Жизнь молодых складывалась непросто, но они сумели притереться друг к другу, народили троих детей и, работая долгие годы от зари и до зари и даже больше, кое-что поднакопили. В сороковом году задумали отделиться от родителей Дайниса и ставить свой дом. Не тут-то было: сперва, не выходя из дома, оказались вдруг в Совдепии, а потом и вовсе грянула война!
Но самыми жестокими стали первые послевоенные годы.

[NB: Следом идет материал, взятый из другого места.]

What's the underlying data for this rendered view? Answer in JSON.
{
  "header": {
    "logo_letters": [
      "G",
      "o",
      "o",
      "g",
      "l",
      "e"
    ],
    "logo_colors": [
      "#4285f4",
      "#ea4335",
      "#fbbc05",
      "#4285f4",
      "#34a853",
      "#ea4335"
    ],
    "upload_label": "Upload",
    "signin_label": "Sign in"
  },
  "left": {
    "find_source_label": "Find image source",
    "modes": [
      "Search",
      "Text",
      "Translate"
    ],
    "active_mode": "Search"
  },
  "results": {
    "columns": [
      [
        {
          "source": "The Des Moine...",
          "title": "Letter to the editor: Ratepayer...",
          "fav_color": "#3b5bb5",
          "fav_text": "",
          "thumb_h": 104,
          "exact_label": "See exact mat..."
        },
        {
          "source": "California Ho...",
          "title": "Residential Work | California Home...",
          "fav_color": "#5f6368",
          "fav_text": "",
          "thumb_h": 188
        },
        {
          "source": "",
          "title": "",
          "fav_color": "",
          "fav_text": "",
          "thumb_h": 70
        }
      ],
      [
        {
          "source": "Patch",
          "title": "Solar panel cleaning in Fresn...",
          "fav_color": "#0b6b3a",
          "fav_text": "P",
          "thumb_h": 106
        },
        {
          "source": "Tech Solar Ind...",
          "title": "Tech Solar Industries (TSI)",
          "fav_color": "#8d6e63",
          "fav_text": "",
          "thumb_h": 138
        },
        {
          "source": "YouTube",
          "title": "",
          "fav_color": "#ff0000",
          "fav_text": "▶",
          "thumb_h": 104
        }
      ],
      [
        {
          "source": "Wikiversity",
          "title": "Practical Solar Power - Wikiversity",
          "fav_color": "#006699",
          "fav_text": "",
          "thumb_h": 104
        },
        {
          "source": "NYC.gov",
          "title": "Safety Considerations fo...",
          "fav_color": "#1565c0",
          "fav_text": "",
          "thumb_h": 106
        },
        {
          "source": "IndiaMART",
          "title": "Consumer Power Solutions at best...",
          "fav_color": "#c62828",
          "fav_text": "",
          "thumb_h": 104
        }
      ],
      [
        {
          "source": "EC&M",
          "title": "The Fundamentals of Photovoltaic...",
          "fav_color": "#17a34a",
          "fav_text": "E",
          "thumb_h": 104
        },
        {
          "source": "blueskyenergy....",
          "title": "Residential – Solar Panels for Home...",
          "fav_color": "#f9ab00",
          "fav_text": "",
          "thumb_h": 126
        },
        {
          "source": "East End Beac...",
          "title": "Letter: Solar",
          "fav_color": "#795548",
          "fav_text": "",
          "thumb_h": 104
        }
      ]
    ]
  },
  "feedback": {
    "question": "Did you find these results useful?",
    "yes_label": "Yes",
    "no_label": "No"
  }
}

Илга Дайнисовна хорошо помнила то время: по деревням шныряли «слуги Сталина», леса наводнили «лесные братья» и отпетые разбойники, и все они, так или иначе, сели на спины безразличных к политике, но почему-то вечно всем обязанных крестьян. А в сорок девятом убили дедушку; кто, из какого лагеря – так и не узнали.
Илге было очень трудно. Родители – ярые католики – требовали строжайшего соблюдения религиозных правил и жестоко наказывали за малейшую провинность. Но она молча все сносила: и когда после часа-двух стояния в костеле от голода и усталости кружилась голова, и даже когда вместо школы родители отправляли ее пасти соседских коров, а заработанные копейки тайком от безбожной власти жертвовали на церковь.
Лайма была моложе Илги всего на полтора года, но ей не досталось и половины этих тягот. Ее – умницу, красавицу – так любили, что от многих обязанностей освобождали и прощали даже то, за что старшую наказывали с предельной строгостью.
Илга молча дотянула до семнадцати и уехала. Она так надеялась, что больше не придется соревноваться с сестрой за любовь окружающих…
– Кстати, тетя Илга, – спохватился Павел. – Вы ведь католичка?
– Да! – с гордостью кивнула та.
– Стало быть, ваше присутствие за сегодняшним праздничным столом вполне логично. Но вы-то, мам и дядя Юра, люди, вроде, православные. А ваше Рождество на январь приходится.
– Нашел православных, – махнула Зинаида Антоновна.